Feasible and Transferable 3D Quality Control Model for ASL Images

Ruoge Lin1, Jixin Luan2, Aocai Yang2, Manxi Xu2, Guolin Ma2, Sudipto Dolui3, and Li Zhao1
1College of Biomedical Engineering & Instrument Science, Zhejiang University, Hangzhou, China, 2Department of Radiology, China-Japan Friendship Hospital, Beijing, China, 3Department of Radiology, University of Pennsylvania, Philadelphia, PA, United States

Synopsis

Keywords: Arterial Spin Labelling, Arterial spin labelling, Image Quality Control

Motivation: Arterial spin labeling (ASL) is vulnerable to motion and has low signal-to-noise ratio, which may cause unusable image quality.

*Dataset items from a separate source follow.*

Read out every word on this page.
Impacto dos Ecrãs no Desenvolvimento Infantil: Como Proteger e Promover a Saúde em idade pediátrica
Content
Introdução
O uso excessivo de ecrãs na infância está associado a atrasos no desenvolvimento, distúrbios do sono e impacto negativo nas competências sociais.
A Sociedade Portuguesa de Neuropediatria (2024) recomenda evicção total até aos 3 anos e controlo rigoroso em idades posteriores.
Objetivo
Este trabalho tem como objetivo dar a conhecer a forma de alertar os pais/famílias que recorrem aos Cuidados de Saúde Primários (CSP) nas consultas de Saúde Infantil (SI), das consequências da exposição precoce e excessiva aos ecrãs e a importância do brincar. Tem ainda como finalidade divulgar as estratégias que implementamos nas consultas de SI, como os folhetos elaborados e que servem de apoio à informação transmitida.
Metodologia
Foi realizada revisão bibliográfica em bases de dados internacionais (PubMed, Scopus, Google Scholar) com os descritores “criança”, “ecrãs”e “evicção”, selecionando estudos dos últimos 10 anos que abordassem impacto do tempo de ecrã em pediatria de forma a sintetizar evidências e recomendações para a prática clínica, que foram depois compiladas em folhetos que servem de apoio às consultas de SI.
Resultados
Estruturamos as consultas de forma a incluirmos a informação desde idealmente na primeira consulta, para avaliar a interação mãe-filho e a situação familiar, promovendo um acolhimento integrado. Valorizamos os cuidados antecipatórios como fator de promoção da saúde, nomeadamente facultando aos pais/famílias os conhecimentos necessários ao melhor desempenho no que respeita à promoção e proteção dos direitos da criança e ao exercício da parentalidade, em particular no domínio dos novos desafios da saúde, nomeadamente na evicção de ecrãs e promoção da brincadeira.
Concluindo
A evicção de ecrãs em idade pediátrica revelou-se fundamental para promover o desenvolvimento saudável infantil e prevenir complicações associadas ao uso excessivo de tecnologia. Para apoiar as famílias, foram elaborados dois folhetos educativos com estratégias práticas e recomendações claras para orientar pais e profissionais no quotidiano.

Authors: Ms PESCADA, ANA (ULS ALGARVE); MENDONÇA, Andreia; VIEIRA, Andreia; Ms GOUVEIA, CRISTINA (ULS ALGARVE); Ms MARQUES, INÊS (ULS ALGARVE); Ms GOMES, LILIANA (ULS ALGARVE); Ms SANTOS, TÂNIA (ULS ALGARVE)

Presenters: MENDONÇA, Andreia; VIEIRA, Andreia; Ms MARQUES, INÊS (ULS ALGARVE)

Goal(s): To propose a feasible and transferable quality control model for 3D ASL images across multiple cohorts/sites.

Approach: A novel model was proposed with a long short-term memory network for flexible volume inputs and a domain-adversarial neural network for model generalization, which was validated on two different datasets and the performance was evaluated with and without domain adaptation.

Results: The model achieved 24% and 31% higher accuracy in slice-wise and volume-wise evaluation on the unlabeled target dataset compared to the one without domain adaptation.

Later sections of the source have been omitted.